This is the 18th Street end of an L-shaped building with its main entrance on Broadway. The sign refers to A. Steinhardt & Bro., importers, exporters and manufacturers of "fancy goods." Fancy goods is a term still in use today that was much in use a century ago to refer to luxury items such as giftware, ornaments, fragrances, toys, dolls and god knows what all too diverse to fit any more specific term. It was also used (as defined in Webster's Revised Unabridged Dictionary of 1913) as "fabrics of various colors, patterns, etc., as ribbons, silks, laces, etc., in distinction from those of a simple or plain color or make."
Click here for sign on Broadway end of building. The Broadway sign has been virtually obliterated by a later one for M & L Hess Real Estate. For more on M & L Hess see the sign on their main office at 907 Broadway. (The Hess sign with the telephone number ALgonquin 4-2700 can be dated to no earlier than 1931 when their phone number first took this form.) The word HOLIDAY appears tantilizingly in the bottom left corner.
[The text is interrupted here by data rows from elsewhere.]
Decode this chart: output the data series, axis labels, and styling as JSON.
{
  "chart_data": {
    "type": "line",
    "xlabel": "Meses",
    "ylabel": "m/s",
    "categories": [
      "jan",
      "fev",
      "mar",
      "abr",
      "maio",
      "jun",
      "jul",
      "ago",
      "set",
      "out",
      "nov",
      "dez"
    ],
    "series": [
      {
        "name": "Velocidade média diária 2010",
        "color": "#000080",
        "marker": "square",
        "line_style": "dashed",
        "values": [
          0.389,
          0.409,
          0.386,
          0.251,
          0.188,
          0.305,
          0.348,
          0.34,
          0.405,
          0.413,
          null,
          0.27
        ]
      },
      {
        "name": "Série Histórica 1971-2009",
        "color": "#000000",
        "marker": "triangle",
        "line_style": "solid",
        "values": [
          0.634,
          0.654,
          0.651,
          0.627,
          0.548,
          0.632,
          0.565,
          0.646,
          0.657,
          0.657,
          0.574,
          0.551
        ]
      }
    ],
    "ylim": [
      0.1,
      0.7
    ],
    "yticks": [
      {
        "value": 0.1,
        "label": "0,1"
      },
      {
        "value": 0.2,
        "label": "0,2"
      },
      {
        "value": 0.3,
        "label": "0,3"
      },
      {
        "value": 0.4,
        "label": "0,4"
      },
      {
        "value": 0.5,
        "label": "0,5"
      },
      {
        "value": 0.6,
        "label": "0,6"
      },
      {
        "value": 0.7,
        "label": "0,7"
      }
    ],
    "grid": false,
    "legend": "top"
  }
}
The full text of the sign probably read something like A. Steinhardt & Bro / Fancy Goods / Notions / Holiday Goods.
Steinhardt was located in this building from around 1912 to 1921. The signs, then, must date from that period.
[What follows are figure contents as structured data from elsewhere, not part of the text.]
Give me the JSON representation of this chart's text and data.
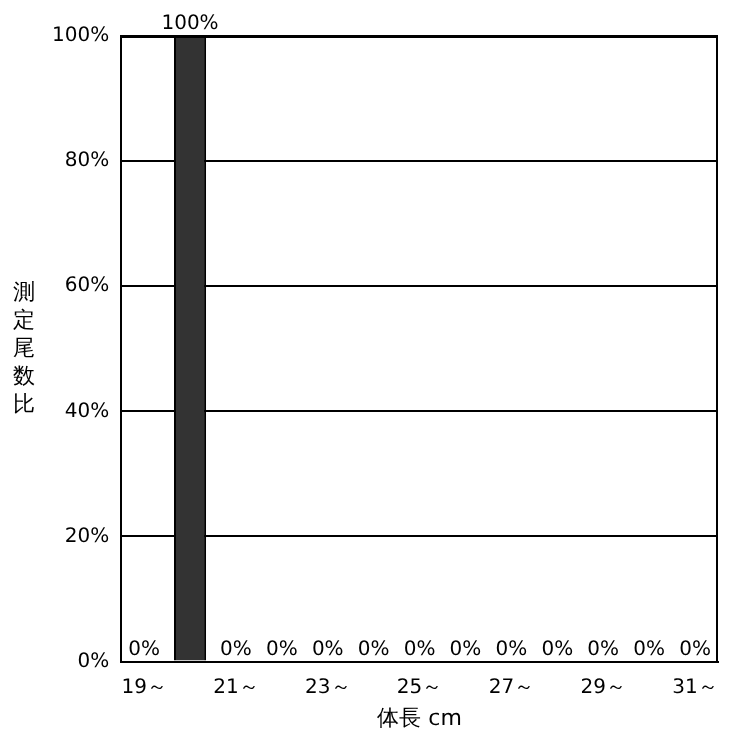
{
  "chart_data": {
    "type": "bar",
    "xlabel": "体長 cm",
    "ylabel": "測定尾数比",
    "categories": [
      "19～",
      null,
      "21～",
      null,
      "23～",
      null,
      "25～",
      null,
      "27～",
      null,
      "29～",
      null,
      "31～"
    ],
    "values": [
      0,
      100,
      0,
      0,
      0,
      0,
      0,
      0,
      0,
      0,
      0,
      0,
      0
    ],
    "value_labels": [
      "0%",
      "100%",
      "0%",
      "0%",
      "0%",
      "0%",
      "0%",
      "0%",
      "0%",
      "0%",
      "0%",
      "0%",
      "0%"
    ],
    "color": "#333333",
    "ylim": [
      0,
      100
    ],
    "yticks": [
      {
        "value": 0,
        "label": "0%"
      },
      {
        "value": 20,
        "label": "20%"
      },
      {
        "value": 40,
        "label": "40%"
      },
      {
        "value": 60,
        "label": "60%"
      },
      {
        "value": 80,
        "label": "80%"
      },
      {
        "value": 100,
        "label": "100%"
      }
    ],
    "grid": "y",
    "legend": false
  }
}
The firm was founded in about 1870 by Abraham Steinhardt (1844-1897) and was renamed A. Steinhardt & Brother around 1873 when Edward Steinhardt (1850-?) became his brother's partner. This advertisement from the New York Tribune, dates from Jan. 1897, when the business was located at 452 Broadway near Grand St.
Abraham Steinhardt's death Aug. 15, 1897 makes an impressive story in the New York Times: dying suddenly "of a hemorrhage in a waiting room at the Brooklyn Terminal of the Brooklyn Bridge." Some ot the detail in this account is quite amazing: "They were seated in Bridge Car No. 99." "Mr. Steinhardt ... fell to the floor, with a torrent of blood gushing from his mouth." "Patrolmen John Dowling and Thomas Brown boarded the car to aid the stricken man." Mrs. Steinhardt, his wife, "raved in distracted agony for some three hours and a half." She "implored the police officials to give him ice water and a drink of milk."
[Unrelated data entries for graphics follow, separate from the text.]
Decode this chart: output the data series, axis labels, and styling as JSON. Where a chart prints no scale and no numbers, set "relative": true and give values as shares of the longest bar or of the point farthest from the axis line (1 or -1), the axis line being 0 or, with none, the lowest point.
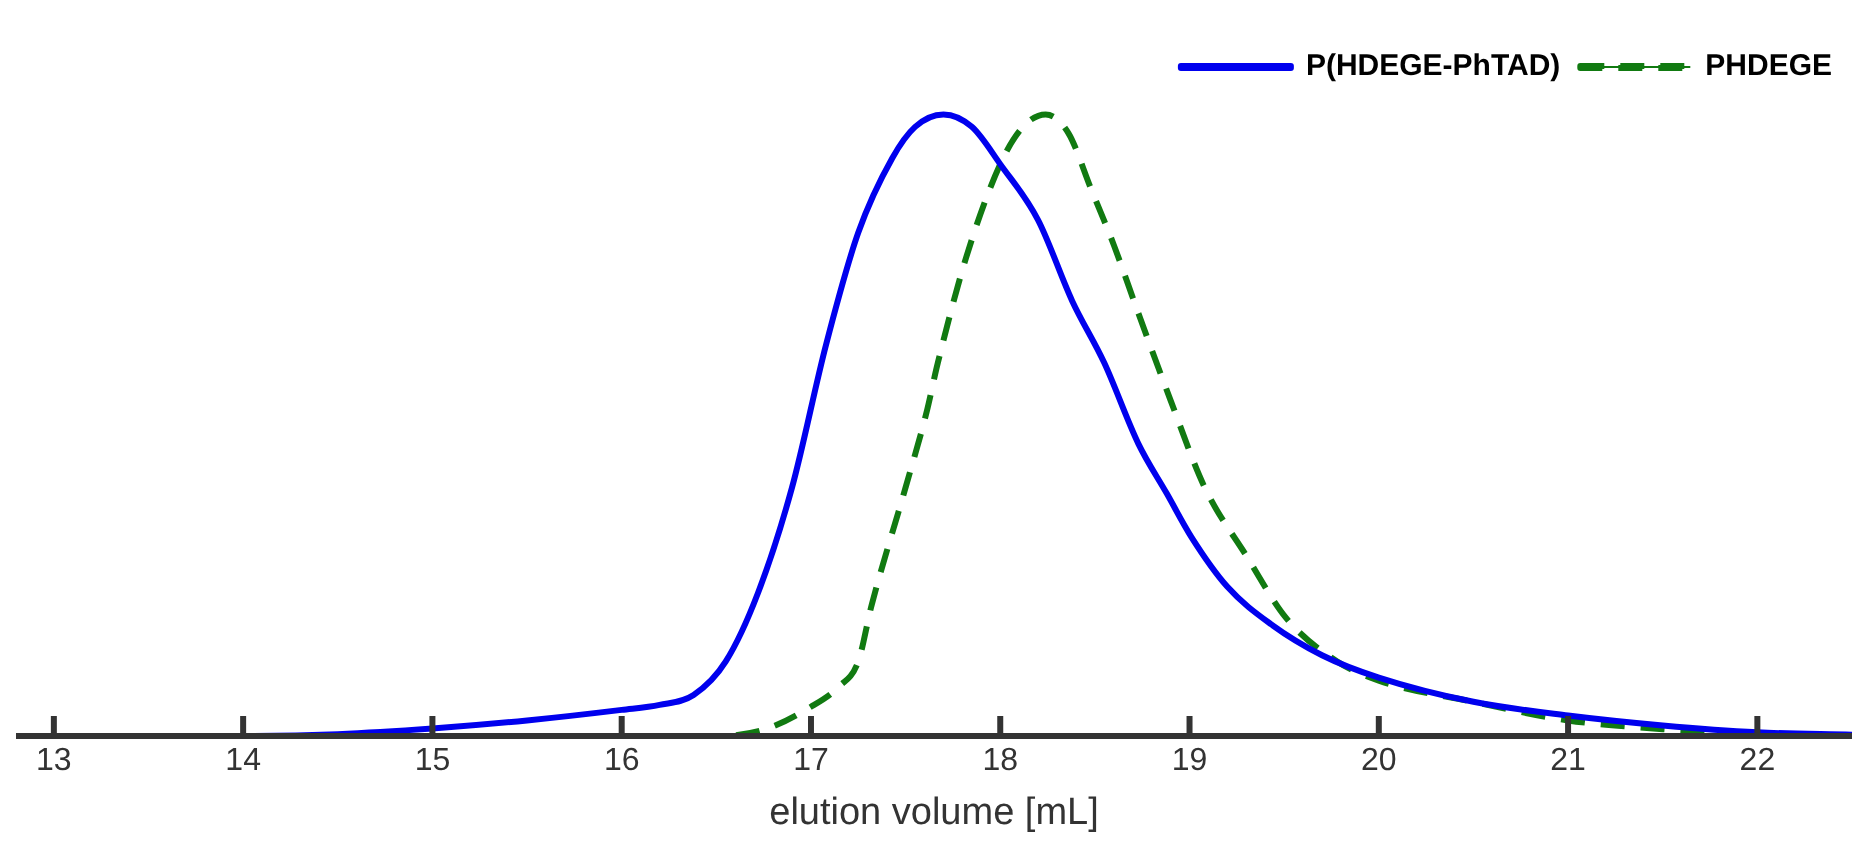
{
  "chart_data": {
    "type": "line",
    "xlabel": "elution volume [mL]",
    "xlim": [
      12.8,
      22.5
    ],
    "xticks": [
      13,
      14,
      15,
      16,
      17,
      18,
      19,
      20,
      21,
      22
    ],
    "relative": true,
    "legend": "top right",
    "marker": "none",
    "grid": false,
    "tick_labels": "x",
    "series": [
      {
        "name": "P(HDEGE-PhTAD)",
        "color": "#0000ee",
        "line_style": "solid",
        "x": [
          12.8,
          13,
          14,
          14.5,
          15,
          15.5,
          16,
          16.2,
          16.38,
          16.55,
          16.72,
          16.9,
          17.08,
          17.25,
          17.43,
          17.55,
          17.7,
          17.85,
          18,
          18.2,
          18.38,
          18.55,
          18.73,
          18.88,
          19.01,
          19.2,
          19.43,
          19.7,
          20,
          20.5,
          21,
          21.5,
          22,
          22.5
        ],
        "values": [
          0,
          0,
          0,
          0.003,
          0.012,
          0.025,
          0.042,
          0.05,
          0.066,
          0.12,
          0.23,
          0.4,
          0.63,
          0.81,
          0.93,
          0.98,
          1,
          0.98,
          0.92,
          0.83,
          0.7,
          0.6,
          0.47,
          0.39,
          0.32,
          0.24,
          0.18,
          0.13,
          0.094,
          0.055,
          0.033,
          0.017,
          0.006,
          0.002
        ]
      },
      {
        "name": "PHDEGE",
        "color": "#117a11",
        "line_style": "dashed",
        "x": [
          12.8,
          16,
          16.5,
          16.75,
          17,
          17.15,
          17.25,
          17.32,
          17.5,
          17.61,
          17.67,
          17.82,
          18,
          18.12,
          18.24,
          18.36,
          18.48,
          18.6,
          18.73,
          18.9,
          19.08,
          19.3,
          19.51,
          19.78,
          20,
          20.5,
          21,
          21.5,
          22
        ],
        "values": [
          0,
          0,
          0,
          0.01,
          0.047,
          0.08,
          0.12,
          0.21,
          0.4,
          0.52,
          0.6,
          0.77,
          0.92,
          0.98,
          1,
          0.97,
          0.88,
          0.79,
          0.68,
          0.54,
          0.4,
          0.29,
          0.19,
          0.12,
          0.089,
          0.055,
          0.025,
          0.011,
          0
        ]
      }
    ]
  }
}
Following Abraham Steinhardt's death, a son-in-law (he married Abraham Steinhardt's eldest daughter, Bertha), David Rosenthal, became president of the company, "a position he held until the firm was dissolved in 1929." Rosenthal "came to [New York] in 1879 and entered the employ of the Steinhardt firm at a salary of $3 a week." (Quoting from Rosenthal's obituary in the New York Times, 15 Sep. 1940.)